Vielen Österreichern wäre es wohl nicht unrecht, würde auch die Corona-Schutzimpfung in den Händen des Bundesheeres liegen. Denn das heimische Militär bewies von Beginn der Coronapandemie an hohe Kompetenz und Organisationsstärke. Bezeichnenderweise hat das Verteidigungsressort mit Generalmajor Andreas Pernsteiner auch seinen Cheflogistiker an das Gesundheitsministerium verliehen. Dort ist er für die Verteilung der Impfstoffe verantwortlich.

In kaum einem anderen EU-Land hat das Militär mehr zur Krisenbewältigung beigetragen als in Österreich. Das geht aus einer heute, Mittwoch, publizierten Studie des "Austria Instituts für Europa und Sicherheitspolitik" (AIES) hervor. In Bezug auf Einwohnerzahl, Größe der Streitkräfte und des Verteidigungsbudgets leistete das Bundesheer hier Überdurchschnittliches. Im Schnitt standen im Vorjahr täglich 1180 Soldatinnen und Soldaten im Covid-Assistenzeinsatz. Die Spitze wurde am 6. Dezember erreicht, als bundesweit Massentests stattfanden. 5800 Soldaten waren damals gleichzeitig im Einsatz, das sind 39 Prozent des Präsenzstandes. Dazu kam die erstmalige Aufbietung der Miliz im Sommer. Dadurch sollten drohende Personalausfälle durch Covid-19 (auch bei der Exekutive) abgefedert werden.

Viertgrößter Truppensteller

Was aus der Studie noch hervorgeht: Die Auslandsmissionen des Bundesheeres wurden deshalb nur unwesentlich zurückgefahren. Der Jahresdurchschnitt lag bei 770 Soldaten in 15 Einsätzen, derzeit sind es 875 Soldaten. Damit ist Österreich der viertgrößte Truppensteller in der EU (bezogen auf die Gesamtzahl der Streitkräfte).

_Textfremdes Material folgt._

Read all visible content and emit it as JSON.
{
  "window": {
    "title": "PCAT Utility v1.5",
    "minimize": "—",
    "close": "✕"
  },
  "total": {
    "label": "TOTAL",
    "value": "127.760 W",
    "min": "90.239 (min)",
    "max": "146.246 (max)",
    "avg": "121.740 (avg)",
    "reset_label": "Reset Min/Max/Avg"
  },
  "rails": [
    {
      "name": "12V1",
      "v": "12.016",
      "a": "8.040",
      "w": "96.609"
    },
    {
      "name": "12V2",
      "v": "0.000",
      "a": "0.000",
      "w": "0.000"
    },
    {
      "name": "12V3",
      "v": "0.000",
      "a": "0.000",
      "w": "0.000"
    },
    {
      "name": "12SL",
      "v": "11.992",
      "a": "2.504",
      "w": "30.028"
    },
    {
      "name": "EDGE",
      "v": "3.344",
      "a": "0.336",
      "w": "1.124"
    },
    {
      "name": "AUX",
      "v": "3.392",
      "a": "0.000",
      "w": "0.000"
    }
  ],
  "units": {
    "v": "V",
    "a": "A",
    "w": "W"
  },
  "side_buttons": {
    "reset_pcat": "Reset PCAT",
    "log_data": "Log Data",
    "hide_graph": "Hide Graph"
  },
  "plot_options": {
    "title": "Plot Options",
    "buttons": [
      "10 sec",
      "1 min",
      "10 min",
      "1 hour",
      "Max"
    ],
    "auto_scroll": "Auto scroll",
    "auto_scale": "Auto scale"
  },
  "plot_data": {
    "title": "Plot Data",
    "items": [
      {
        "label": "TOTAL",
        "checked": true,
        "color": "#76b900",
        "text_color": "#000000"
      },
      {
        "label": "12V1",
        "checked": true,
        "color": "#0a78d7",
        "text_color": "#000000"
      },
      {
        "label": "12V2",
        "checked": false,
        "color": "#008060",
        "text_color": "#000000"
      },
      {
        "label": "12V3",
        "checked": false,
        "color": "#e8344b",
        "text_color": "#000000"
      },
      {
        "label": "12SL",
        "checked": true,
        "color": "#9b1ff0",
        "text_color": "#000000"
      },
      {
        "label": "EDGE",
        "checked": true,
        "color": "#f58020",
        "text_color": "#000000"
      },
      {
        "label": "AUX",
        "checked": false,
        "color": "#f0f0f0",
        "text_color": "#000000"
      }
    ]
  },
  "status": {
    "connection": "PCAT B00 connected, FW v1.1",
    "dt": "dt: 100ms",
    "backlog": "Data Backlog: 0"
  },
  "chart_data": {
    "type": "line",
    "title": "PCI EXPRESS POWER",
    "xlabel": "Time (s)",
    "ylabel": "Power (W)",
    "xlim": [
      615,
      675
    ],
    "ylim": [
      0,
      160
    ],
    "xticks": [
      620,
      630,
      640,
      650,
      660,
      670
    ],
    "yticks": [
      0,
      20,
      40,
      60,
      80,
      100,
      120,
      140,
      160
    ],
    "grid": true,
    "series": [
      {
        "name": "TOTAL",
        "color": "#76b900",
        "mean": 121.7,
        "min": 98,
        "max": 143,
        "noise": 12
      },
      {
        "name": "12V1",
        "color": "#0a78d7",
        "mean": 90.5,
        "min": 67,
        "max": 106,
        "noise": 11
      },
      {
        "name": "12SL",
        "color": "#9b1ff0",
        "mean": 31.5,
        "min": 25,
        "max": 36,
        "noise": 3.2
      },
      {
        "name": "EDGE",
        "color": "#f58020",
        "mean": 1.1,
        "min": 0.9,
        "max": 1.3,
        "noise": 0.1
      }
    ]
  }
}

Nur Mitte April des Vorjahres gab es zeitweise eine Reduktion der Truppenstärke, insgesamt wurden übrigens im Vorjahr 23 Soldaten wegen einer Covid-19-Erkrankung aus dem Einsatz heimgeholt.

Ein an Covid-19 erkrankter Soldat wird mit einer Hercules ausgeflogen
Ein an Covid-19 erkrankter Soldat wird mit einer Hercules ausgeflogen © BMLV/Peter LECHNER

In vielen Bereichen konnte das Bundesheer Fähigkeiten einbringen, die sonst niemand hatte. Ein Beispiel: Als Schutzmasken zu Pandemiebeginn Mangelware waren, prüfte das Amt für Rüstung und Wehrtechnik Tausende auf Lager liegende sowie aus China importierte Masken auf ihre Verwendbarkeit. Später überbrückte das ABC-Abwehrzentrum Lieferengpässe durch die Wiederaufbereitung gebrauchter Masken. Zusammen mit den Covid-19-Tests sei das "eine Erfolgsgeschichte im Kampf gegen die Pandemie", wie die Studienautoren bescheinigen.

Schwachstelle Sanitätswesen

Sie weisen aber auch auf eine Schwachstelle hin. Während andere Armeen den Gesundheitsbehörden ihre Feld- und Militärspitäler für die Versorgung von Covid-19-Patienten zur Verfügung stellen konnten, hatte das Bundesheer nicht ein einziges Bett anzubieten. Das Sanitätswesen im Heer soll nach der einschneidenden Reform 2012 aber wieder gestärkt werden, kündigte Verteidigungsministerin Klaudia Tanner (ÖVP) bereits an. Zur Studie sagt sie: "Unser Heer hat im internationalen Vergleich, trotz seiner vergleichsweise kleinen Größe, beeindruckende Leistungen vollbracht. Ein so breites Einsatzspektrum hatte unser Heer noch nie."

Fokus auf Kernfähigkeiten

Und dennoch soll das Militär gemäß seiner Rolle nur ein Ersthelfer in der Krise und ein Lückenfüller sein, um die staatlichen und zivilen Strukturen zu entlasten. Die Studienautoren mahnen daher mehrfach ein gesamtstaatliches Sicherheitskonzept ein, das auch an die neuen Herausforderungen angepasst werden müsse, "um die ressortübergreifende Krisenfestigkeit zu erhöhen". Für die Streitkräfte hieße das auch, dass sie "nicht nur nach rein ökonomischen Gesichtspunkten" zu strukturieren sind. Der Fokus müsse auf den Kernfähigkeiten liegen, ob sie nun gebraucht werden oder auch nur verfügbar sind.